Alain Cugno had already written The Philosopher and the Dragonfly, and here, in this subtle moment between appearance and absence, he invites us to engage with reality with the familiarity of angels. We must traverse, in small leaps, these intimate meadows through the pages, among the grasses, these stretches of soul, these barren lands, these beats of the sky, to hear: « Once upon a time, there was an angel… ». And the story will be ours. To speak of the proximity of angels? But who are they? One must visit these translucent leaves, these filaments of the spirit, to allow their encounter. « This is not proof, » said Paul Beauchamp, « for it is nothing external. »
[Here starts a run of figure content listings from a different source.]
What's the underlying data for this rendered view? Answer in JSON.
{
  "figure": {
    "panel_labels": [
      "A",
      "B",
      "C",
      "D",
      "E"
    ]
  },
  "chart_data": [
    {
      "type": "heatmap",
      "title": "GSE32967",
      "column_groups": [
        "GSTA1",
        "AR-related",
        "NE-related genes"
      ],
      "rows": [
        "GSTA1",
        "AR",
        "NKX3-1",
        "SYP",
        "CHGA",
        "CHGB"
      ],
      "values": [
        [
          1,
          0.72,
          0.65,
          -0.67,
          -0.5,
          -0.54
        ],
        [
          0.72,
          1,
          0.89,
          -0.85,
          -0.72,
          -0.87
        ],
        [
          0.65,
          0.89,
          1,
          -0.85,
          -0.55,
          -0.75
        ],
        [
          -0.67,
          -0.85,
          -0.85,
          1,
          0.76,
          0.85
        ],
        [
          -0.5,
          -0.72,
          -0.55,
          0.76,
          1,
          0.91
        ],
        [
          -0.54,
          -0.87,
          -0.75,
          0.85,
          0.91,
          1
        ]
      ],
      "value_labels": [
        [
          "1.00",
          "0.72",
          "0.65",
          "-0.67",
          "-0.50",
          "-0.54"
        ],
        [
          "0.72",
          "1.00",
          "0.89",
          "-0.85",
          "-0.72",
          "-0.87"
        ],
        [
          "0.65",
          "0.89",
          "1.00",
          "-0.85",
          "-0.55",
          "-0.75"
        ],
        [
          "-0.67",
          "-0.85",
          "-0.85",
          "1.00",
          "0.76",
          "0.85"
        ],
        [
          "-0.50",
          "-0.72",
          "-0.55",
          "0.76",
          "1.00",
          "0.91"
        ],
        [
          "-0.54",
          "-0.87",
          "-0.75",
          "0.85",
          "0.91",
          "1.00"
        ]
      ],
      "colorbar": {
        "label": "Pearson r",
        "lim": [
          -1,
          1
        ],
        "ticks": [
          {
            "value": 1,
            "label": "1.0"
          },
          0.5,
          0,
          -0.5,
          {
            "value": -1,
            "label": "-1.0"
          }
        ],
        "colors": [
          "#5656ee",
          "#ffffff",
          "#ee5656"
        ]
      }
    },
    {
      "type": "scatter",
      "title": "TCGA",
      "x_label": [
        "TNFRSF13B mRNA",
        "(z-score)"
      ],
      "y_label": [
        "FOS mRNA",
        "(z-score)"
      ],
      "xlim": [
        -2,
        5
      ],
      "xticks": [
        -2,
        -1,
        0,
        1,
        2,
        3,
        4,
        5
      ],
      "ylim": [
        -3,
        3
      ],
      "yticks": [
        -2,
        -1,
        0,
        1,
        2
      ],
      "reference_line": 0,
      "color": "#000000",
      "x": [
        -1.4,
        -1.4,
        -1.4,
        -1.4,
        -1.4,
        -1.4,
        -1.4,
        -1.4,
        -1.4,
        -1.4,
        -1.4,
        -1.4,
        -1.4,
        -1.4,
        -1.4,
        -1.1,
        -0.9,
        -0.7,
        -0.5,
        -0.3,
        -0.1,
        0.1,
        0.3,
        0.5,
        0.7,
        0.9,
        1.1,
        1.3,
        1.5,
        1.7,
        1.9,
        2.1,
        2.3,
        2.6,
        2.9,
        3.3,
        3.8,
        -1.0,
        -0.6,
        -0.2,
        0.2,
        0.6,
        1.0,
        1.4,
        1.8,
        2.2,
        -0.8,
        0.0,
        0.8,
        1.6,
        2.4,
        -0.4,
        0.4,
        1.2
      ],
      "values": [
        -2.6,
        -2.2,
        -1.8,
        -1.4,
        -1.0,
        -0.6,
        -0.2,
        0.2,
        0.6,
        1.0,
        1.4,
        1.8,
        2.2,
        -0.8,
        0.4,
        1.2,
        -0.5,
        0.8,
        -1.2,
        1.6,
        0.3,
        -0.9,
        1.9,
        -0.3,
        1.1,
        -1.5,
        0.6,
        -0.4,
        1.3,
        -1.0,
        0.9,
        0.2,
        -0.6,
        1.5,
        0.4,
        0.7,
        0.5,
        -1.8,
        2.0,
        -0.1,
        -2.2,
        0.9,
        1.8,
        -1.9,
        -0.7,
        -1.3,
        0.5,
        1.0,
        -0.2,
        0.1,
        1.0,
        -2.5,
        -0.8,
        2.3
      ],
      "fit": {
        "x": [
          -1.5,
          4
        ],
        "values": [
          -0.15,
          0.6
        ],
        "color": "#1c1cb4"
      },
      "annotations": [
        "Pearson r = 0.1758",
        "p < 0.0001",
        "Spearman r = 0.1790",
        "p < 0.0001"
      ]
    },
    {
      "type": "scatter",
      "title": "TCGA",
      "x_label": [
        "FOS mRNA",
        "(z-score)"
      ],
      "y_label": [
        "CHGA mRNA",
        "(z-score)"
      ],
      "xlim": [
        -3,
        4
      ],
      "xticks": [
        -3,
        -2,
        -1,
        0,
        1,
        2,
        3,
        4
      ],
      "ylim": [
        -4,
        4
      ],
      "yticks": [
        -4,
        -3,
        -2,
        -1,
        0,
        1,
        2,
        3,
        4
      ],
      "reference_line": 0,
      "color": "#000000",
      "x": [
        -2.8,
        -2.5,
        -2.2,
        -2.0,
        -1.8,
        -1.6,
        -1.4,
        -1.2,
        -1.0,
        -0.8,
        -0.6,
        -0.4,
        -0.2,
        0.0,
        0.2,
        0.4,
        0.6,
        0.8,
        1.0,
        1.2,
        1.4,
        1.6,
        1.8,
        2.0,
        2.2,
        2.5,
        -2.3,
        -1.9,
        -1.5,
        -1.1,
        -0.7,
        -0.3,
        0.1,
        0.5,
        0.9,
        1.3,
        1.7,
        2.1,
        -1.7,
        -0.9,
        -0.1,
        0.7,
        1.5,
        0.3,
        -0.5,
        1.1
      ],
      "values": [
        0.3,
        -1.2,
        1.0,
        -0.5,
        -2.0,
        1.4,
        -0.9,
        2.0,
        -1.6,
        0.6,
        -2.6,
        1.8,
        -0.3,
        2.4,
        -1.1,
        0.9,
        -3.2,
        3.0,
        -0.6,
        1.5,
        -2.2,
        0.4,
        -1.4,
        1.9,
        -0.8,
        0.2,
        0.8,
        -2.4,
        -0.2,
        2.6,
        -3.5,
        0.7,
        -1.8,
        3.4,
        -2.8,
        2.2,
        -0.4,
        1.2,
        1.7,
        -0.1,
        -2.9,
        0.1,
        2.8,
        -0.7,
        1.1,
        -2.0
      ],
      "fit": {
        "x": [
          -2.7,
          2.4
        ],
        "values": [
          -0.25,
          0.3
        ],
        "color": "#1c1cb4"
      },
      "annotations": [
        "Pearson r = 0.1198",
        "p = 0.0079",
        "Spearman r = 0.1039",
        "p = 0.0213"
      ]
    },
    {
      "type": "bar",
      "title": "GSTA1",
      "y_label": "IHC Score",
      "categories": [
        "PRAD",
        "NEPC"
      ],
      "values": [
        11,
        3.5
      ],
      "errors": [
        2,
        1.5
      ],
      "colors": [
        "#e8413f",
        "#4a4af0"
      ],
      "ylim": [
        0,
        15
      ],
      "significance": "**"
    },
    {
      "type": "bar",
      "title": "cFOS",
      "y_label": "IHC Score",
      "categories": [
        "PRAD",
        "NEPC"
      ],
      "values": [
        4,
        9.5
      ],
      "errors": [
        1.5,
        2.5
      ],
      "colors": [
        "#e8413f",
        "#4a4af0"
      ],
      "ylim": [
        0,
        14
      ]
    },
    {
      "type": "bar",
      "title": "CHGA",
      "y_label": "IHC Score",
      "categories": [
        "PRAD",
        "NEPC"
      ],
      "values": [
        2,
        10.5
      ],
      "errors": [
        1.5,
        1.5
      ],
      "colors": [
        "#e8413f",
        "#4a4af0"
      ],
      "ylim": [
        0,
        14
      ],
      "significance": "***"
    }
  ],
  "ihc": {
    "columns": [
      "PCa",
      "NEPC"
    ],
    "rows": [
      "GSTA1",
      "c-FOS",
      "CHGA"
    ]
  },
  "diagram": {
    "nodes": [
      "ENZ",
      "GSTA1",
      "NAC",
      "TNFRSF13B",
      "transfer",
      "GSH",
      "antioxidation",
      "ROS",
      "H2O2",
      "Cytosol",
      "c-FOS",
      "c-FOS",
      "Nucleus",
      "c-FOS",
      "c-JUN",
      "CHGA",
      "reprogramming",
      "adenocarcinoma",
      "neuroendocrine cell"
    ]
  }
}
This is philosophy in a bird’s flight, with its depth, that is to say, its simplicity. A liturgy of the springs that refreshes the senses. This journey is not an itinerary or a recipe book, but could say, like Francis Jammes’ wasp: « I no longer knew what I was doing because I was doing it. »

François Cheng, On the Soul, Albin-Michel, 2016.

by Jano Xhenseval

Revue Études, January 2017

To speak of the soul is as natural for François Cheng as to speak of dawn and its lightness. There are seven letters that tell us this day by day and in the gravity of the moment. They require from the reader the same presence, the same fidelity to memory as that of the author. Thank you to François Cheng for sharing these intimate letters, his journey to the source, without the reader ever feeling distanced.

As we read these fragments of life, we are seized by the same question: Where is the soul toward which we all journey? And who is it?

To read in the flow of days… the order is revealed to us in the fragility of the moment and their overwhelming truth, with an ultimate recourse: the grace of forgetting! This intimate correspondence never leaves us alone.

Seven living letters. A secret accord on unpredictable movement… Something irreversible at the heart of reality.

The favor of the stars is to invite us to speak,
to show us that we are not alone,
that dawn has a roof and my fire your two hands.

René Char, The Talismanic Night

Open this wonderful book with the same anticipation for answers as that which prompted François Cheng’s encounter with his mysterious correspondent.